As the Pakistani authorities ramp up action against May 9 vandals, Defence Minister Khawaja Asif said Tuesday that the government always has the option to block social media platforms, which can be exercised at any moment.

Pakistan Tehreek-e-Insaf (PTI) supporters ransacked private and public property, including military installations, on May 9 after their party chairman Imran Khan’s arrest. 

In the aftermath, the government, claiming that social media was a significant source of incitement, blocked not only the platforms, but internet services as well across the country for nearly four days, affecting millions.

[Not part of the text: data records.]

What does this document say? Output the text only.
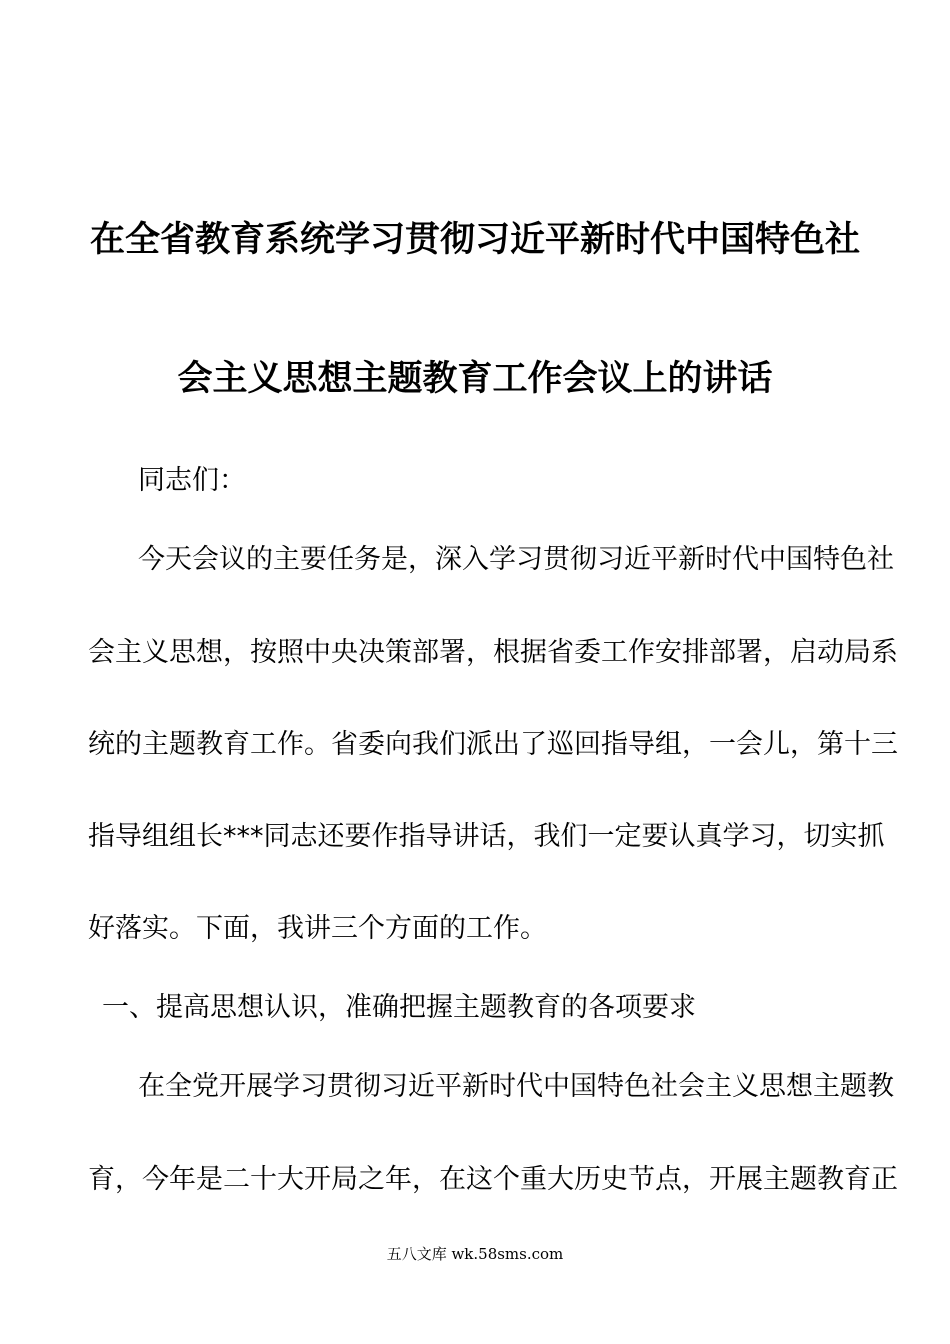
在全省教育系统学习贯彻习近平新时代中国特色社
会主义思想主题教育工作会议上的讲话
同志们：
今天会议的主要任务是，深入学习贯彻习近平新时代中国特色社
会主义思想，按照中央决策部署，根据省委工作安排部署，启动局系
统的主题教育工作。省委向我们派出了巡回指导组，一会儿，第十三
指导组组长***同志还要作指导讲话，我们一定要认真学习，切实抓
好落实。下面，我讲三个方面的工作。
一、提高思想认识，准确把握主题教育的各项要求
在全党开展学习贯彻习近平新时代中国特色社会主义思想主题教
育，今年是二十大开局之年，在这个重大历史节点，开展主题教育正
五八文库 wk.58sms.com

Providing a rationale for blocking the services, Interior Minister Rana Sanaullah had claimed that the party’s “entire work” was done on the internet, including “the planning and the abuse, all of it is done on social media”.

During an interview on Geo News’ programme “Geo Pakistan” today, Defence Minister Asif said: “The option to block social media is always available. If need be, it [the suspension] can come into force at [any time].”

Defending his stance, the defence minister noted that social media platforms are regulated in China and Europe.

“Social media is regulated everywhere,” the minister said, adding that the platforms were used to incite people, which led to their violent actions on May 9.

The minister also appreciated the accountability of those involved in the attacks on military installations and martyrs’ memorials.

The army dismissed three officers, including a lieutenant general, from service for failing to protect the military installations on May 9.

Asif said that talks are underway for trying civilians in military courts, and while there were legal hurdles, the government would overcome them.